Incidenti: uno su cinque in città è all’incrocio “killer” della Binasca
In alto, il progetto della nuova rotonda sulla Binasca; sotto, uno degli ultimi incidenti a quell’incrocio “trappola”

Melegnano, sono troppi gli incidenti al famigerato svincolo della Binasca

Su 93 schianti rilevati dalla polizia locale ben 19 sono avvenuti in quell’incrocio trappola

Stefano Cornalba

Sui 93 incidenti rilevati nel 2019 dalla polizia locale di Melegnano, ben 19 (ovvero più di uno su cinque) si sono verificati all’incrocio “trappola” della Binasca, dove torna di stretta attualità la realizzazione della maxi-rotatoria per rafforzare la sicurezza stradale. Il caso è quello del trafficato incrocio della provinciale che porta in tangenziale, dove gli scontri tra veicoli sono all’ordine del giorno: l’ultimo è avvenuto il 31 dicembre scorso quando, per fortuna senza gravi conseguenze, sono rimasti feriti una 36enne incinta e il suo figlioletto di soli 3 anni.

La conferma sulla pericolosità dell’incrocio è arrivata in questi giorni dai dati della polizia locale, i cui agenti l’anno scorso hanno rilevato 19 schianti, ai quali si devono aggiungere quelli che hanno visto l’intervento delle altre forze dell’ordine presenti sul territorio o conclusi con la constatazione amichevole tra gli stessi automobilisti per l’assenza di feriti. I numeri sono peraltro in costante crescita rispetto al 2016 e al 2017, quando gli incidenti all’incrocio “trappola” erano stati nell’ordine della decina: contrariamente al passato, quando in un paio di casi sono stati addirittura mortali, gli schianti non si sono peraltro rivelati di particolare gravità.

.I dati di questi giorni hanno in ogni caso riacceso i riflettori sulla pericolosità di quel tratto di Binasca, che vede un continuo via vai di veicoli in tutte le ore della giornata: gli automobilisti del territorio hanno quindi rilanciato sulla necessità della maxi-rotatoria per rafforzare la sicurezza stradale, che qualche anno fa era stata inserita tra le opere connesse alla quarta corsia dell’A1.

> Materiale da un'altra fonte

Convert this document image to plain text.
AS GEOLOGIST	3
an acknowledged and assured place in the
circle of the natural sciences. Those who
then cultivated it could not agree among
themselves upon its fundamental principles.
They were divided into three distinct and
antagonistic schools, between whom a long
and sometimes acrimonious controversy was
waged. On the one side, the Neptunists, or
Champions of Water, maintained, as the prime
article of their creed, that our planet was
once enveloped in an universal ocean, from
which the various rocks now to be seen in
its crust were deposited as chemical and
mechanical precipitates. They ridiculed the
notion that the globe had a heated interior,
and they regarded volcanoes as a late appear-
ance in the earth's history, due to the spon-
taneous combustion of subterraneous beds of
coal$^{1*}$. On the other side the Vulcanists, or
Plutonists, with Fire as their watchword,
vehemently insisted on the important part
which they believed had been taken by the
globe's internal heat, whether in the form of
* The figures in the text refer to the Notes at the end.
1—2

Richiesta nel 2017 dalla passata amministrazione proprio per far fronte all’emergenza, il progetto sembrava in fase avanzata, erano già pronti i relativi disegni, ma nel tempo è finita progressivamente nel dimenticatoio. Tornando all’attività svolta nel 2019 dalla polizia locale, i dati ribadiscono il sostanziale calo del numero di incidenti, che negli ultimi anni si sono stabilizzati sulla novantina contro i 150 del 2013: il motivo è legato in massima parte alle tre opere connesse alla Tangenziale est esterna, la cui realizzazione ha portato ad una drastica riduzione dei veicoli in transito sulle arterie più trafficate di Melegnano. E’ il caso in particolare della via Emilia da un lato e di viale della Repubblica dell’altro, per il cui futuro si parla da tempo di interventi ad hoc per renderle strade urbane a tutti gli effetti.